Гарвард больше не был политизированным местом. Любая контркультура, когда-то существовавшая в нашем кампусе, испарилась, как дым, уже десятилетия назад. Если студенты что-то и принимали, то разве что рецептурные препараты. Одним из самых востребованных внеклассных занятий считались курсы по консалтингу и банковскому делу, и на них в основном косплеили различные формы работы белых воротничков. Большинство моих однокашников утверждали, что они слишком заняты, чтобы заниматься политикой.
Это в итоге дало довольно извращенный эффект: любая политическая полемика, вспыхнувшая среди студентов, казалась более поляризованной, чем была на самом деле. Мы слушали только людей с самыми сильными, радикальными взглядами. И все бы ничего, если бы их аргументы оставались не слишком важными, случайными. Однако, поскольку эти споры сначала оккупировали списки имейл-адресов и социальные сети, а оттуда просачивались в разговоры в студенческой столовой, народ чувствовал себя обязанным участвовать в этой полемике, причем нередко на еще более лютом уровне конфронтации.
Я по большей части это игнорировал. За февраль и март, пока погода смягчалась и жители Кембриджа постепенно стряхивали с себя сезонное уныние, я сильно сблизился с компанией из восьми друзей, в том числе Фанеле, Акшаром, Джоном и Ионой. Мы вместе корпели над домашними заданиями, иногда ночь напролет, чередуя эти занятия с коротким сном, и вместе ходили на вечеринки в общежитие с тремя спальнями. А лучшими для меня были времена, когда мы все сидели за самым большим столом, какой только могли найти, в столовой или на лужайке и разговаривали, пока день не переходил в ночь или ночь в день.
В основном мы восьмеро обменивались шутками и говорили о личном. Но если к нам присоединялись другие друзья или соседи, обсуждение часто переходило на более серьезные рельсы. Люди говорили о последних новостях – о кейсе Obamacare в Верховном суде США, о подготовке к Парижскому соглашению по изменению климата – и высказывали мнение по этим поводам. И все вечно ожидали, что мы с Фанеле непременно встрянем. А порой прямо спрашивали: «Слушайте, а вы чего молчите? Разве вы не обожаете дискутировать и спорить?»

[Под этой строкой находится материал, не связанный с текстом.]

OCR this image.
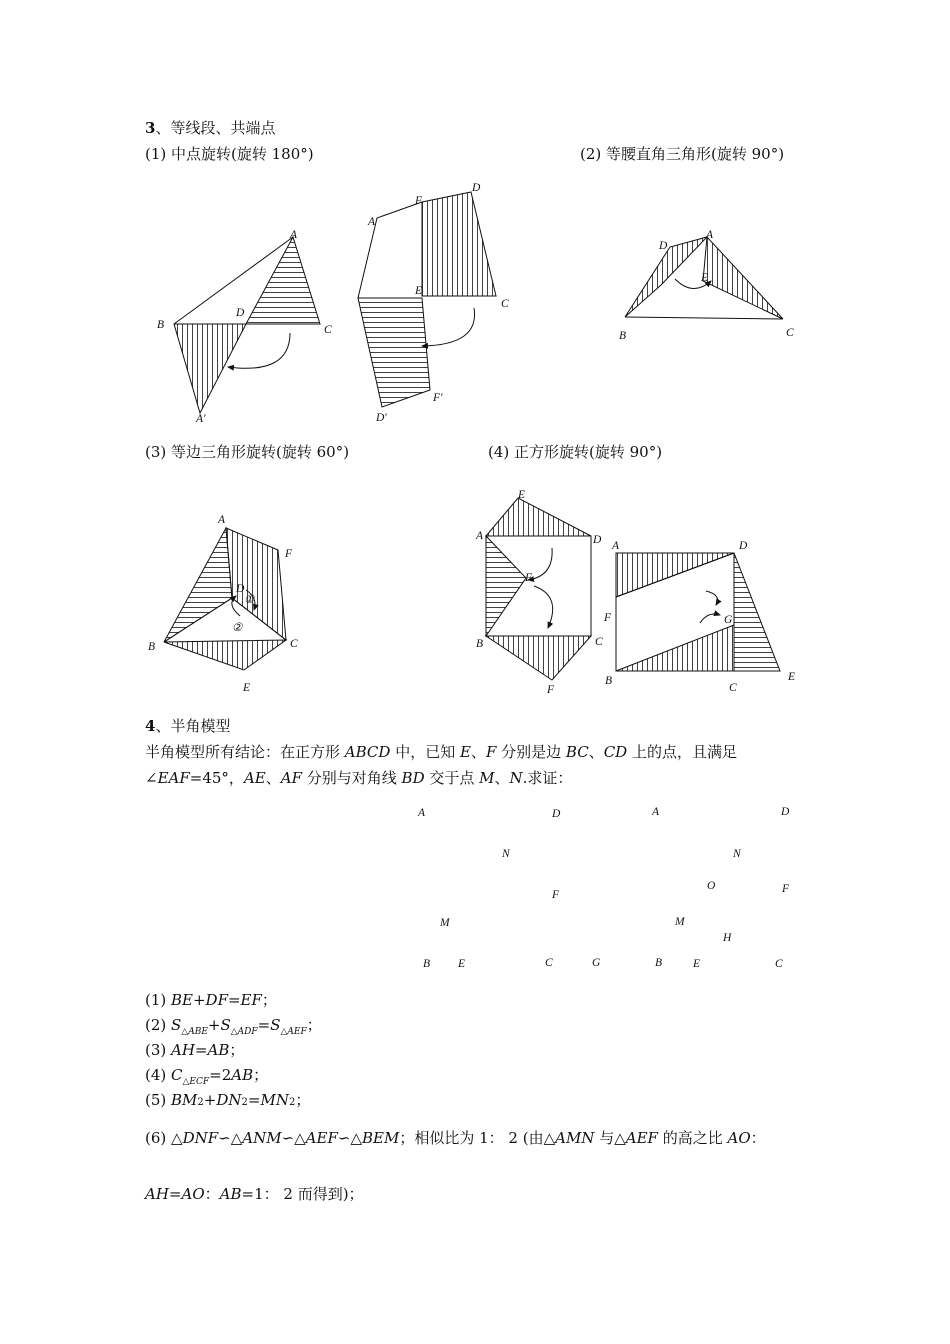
3、等线段、共端点
(1) 中点旋转(旋转 180°)	(2) 等腰直角三角形(旋转 90°)
A
B
D
C
A′
A
F
D
E
C
D′
F′
D
A
E
B	C
(3) 等边三角形旋转(旋转 60°)	(4) 正方形旋转(旋转 90°)
A
F
D
①
②
B	C
E
E
A	D
F
B	C
F
A	D
F	G
B
C
E
4、半角模型
半角模型所有结论：在正方形 ABCD 中，已知 E、F 分别是边 BC、CD 上的点，且满足
∠EAF=45°，AE、AF 分别与对角线 BD 交于点 M、N.求证：
A	D
N
F
M
B E	C	G
A	D
N
O	F
M
H
B	E	C
(1) BE+DF=EF；
(2) $S_{\triangle ABE}+S_{\triangle ADF}=S_{\triangle AEF}$；
(3) AH=AB；
(4) $C_{\triangle ECF}=2AB$；
(5) BM2+DN2=MN2；
(6) △DNF∽△ANM∽△AEF∽△BEM；相似比为 1： 2 (由△AMN 与△AEF 的高之比 AO：
AH=AO：AB=1： 2 而得到)；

Фанеле отвечал на этот вопрос одинаково: «Любим, черт побери». Этот парень, кажется, был совершенно не способен уйти от спора – только не тогда, когда высказываются идеи, которые нужно подкорректировать, и есть аргументы, которые необходимо привести. По большей части это шло нашим посиделкам на пользу, но время от времени Фанеле корил себя за то, что опять ввязался в тот или иной нескончаемый спор.
Я же и тут пошел в противоположном направлении. Один из уроков, который я извлек из участия в дебатах, заключался в том, что спор легко начать, но очень трудно закончить. Даже в искусственной игре с началом, серединой и концом эмоциональная логика конкуренции может легко взять верх. Это часто приводит к тому, что спикеры делают ошибки и обременяют себя и слушателей ощущением напряженности и обидами, которые сохраняются долго после окончания дебатов. Учитывая эту опасность, к решению о вступлении в любой спор нужно подходить очень осторожно.
Примерно в тот период я составил для себя мысленный контрольный список, который помогал решать, стоит ли участвовать в том или ином споре. В него вошли четыре условия, которые, по моему мнению, позволяли с максимальной вероятностью предположить, что спор пройдет хорошо. Для этого нужно, чтобы спор был реальным (real), важным (important)
и конкретным (specific) и чтобы цели спорящих сторон четко согласовывались (aligned) друг с другом (я назвал это аббревиатурой критериев – RISA).